Mesh Analysis with Dependent Supplies#

I often describe dependent supplies as the one component we’ve covered thus far that I cannot pull out of a draw and put in your hands. Nevertheless, dependent supplies play an important role in analysis of modern electronics. Every transistor is modeled with a dependent supply during analysis. If you have a smart phone in your pocket right now, you have between one billion and two billion dependent supplies with you right now. Maybe you’re even using them to read this!

Mesh analysis does not change much from what we have done so far. The only change is the need to write an expression for the control variable of the dependent supply, and then substitute it into the system of equations.

Here’s an example

Example

Solution

The goal, as always with mesh analysis, is to write enough equations in terms of the unknown mesh currents to result in a solvable system of equations. The presence of the dependent supply does not change our approach to determining the number and types of equations we will write. We count the number of current supplies, dependent or independent, and write a KCL for each. Then we fill in the rest of the system with KVL equations. For this circuit this results in:

\[0\text{ KCL}+2\text{ KVL}=2\text{ Unknowns}\]

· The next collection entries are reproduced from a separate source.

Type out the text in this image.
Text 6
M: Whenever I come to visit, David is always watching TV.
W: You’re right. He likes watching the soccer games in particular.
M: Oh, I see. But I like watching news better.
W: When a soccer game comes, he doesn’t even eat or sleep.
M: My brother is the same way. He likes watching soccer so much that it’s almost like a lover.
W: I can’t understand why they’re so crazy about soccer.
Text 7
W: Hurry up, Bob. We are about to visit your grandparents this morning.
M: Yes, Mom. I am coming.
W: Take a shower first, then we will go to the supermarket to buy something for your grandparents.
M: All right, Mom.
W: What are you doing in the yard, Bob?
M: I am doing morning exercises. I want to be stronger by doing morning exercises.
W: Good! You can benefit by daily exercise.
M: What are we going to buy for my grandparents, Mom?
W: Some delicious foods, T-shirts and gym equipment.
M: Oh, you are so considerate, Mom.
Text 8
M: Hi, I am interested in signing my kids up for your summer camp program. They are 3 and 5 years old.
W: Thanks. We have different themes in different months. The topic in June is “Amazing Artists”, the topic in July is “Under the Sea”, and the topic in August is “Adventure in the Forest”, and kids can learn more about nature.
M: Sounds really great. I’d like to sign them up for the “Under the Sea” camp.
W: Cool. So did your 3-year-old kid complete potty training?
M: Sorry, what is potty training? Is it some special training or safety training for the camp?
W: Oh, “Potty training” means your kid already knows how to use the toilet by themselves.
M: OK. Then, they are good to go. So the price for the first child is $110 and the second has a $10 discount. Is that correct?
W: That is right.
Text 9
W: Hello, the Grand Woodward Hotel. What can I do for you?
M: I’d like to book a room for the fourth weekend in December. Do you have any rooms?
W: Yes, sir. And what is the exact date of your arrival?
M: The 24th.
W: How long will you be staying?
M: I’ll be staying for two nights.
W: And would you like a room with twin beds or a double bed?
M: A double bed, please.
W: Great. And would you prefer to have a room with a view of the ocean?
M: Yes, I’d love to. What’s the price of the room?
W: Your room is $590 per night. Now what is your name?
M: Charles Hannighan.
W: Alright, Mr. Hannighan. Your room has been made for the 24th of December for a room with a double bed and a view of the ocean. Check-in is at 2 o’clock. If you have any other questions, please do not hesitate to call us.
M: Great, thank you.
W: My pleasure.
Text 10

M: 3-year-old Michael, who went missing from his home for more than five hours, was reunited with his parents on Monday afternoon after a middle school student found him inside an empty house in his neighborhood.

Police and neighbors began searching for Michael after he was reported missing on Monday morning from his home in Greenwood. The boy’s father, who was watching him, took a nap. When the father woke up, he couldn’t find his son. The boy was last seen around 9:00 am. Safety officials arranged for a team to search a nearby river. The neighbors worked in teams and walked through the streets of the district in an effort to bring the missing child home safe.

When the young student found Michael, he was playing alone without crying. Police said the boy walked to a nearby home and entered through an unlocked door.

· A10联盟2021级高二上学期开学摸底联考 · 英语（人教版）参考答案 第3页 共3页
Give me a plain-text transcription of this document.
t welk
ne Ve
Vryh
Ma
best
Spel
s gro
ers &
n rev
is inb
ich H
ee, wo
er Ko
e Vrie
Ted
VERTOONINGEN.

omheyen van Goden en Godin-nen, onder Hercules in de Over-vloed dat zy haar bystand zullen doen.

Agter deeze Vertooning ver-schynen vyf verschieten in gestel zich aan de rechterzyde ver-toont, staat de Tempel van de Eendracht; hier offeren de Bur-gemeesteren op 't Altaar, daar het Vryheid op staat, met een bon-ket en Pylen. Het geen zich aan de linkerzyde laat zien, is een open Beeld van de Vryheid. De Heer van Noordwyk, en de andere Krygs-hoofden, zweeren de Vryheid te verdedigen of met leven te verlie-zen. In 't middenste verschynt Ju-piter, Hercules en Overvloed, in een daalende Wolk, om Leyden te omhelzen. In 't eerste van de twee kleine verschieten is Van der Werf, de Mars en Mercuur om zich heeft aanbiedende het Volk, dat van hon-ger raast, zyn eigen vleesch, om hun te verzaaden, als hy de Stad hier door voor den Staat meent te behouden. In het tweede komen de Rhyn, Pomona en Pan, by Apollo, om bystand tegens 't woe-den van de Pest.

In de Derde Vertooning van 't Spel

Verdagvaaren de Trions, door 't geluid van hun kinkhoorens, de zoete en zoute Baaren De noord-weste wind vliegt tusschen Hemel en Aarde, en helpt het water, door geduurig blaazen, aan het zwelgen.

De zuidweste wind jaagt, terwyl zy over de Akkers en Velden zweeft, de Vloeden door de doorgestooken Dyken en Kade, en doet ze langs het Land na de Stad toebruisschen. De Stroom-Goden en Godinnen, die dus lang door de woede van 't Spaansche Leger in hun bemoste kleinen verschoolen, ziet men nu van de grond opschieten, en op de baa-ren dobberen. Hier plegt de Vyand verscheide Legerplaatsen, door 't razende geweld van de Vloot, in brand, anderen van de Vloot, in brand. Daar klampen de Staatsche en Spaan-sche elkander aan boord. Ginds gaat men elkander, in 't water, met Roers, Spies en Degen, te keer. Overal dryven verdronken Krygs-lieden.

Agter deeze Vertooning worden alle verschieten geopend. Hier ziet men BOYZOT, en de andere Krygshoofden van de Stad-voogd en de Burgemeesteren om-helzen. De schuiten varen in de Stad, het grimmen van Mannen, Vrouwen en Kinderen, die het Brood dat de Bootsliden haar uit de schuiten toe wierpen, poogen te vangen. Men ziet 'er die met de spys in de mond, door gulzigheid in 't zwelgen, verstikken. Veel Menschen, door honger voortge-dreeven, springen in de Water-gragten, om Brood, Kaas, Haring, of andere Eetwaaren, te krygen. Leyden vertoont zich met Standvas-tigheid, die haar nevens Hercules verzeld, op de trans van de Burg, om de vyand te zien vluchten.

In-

We can label our mesh currents and passive polarities as we did before

If you haven’t noticed yet this circuit has a dependent supply. In this case it is a voltage supply as indicated by the + and - within the diamond shape. The input in this case is the voltage $V_{x}$. We need to write an expression for $V_{x}$ in terms of the unknowns of the system. We do this as if we know the mesh currents and want to find $V_{x}$ as if it were an output of the circuit.

\[V_x=I_1R_2=2I_1\]

Notice that the current is positive as it matches the positive direction with regards to the passive sign convention and the polarity as labeled in the original problem.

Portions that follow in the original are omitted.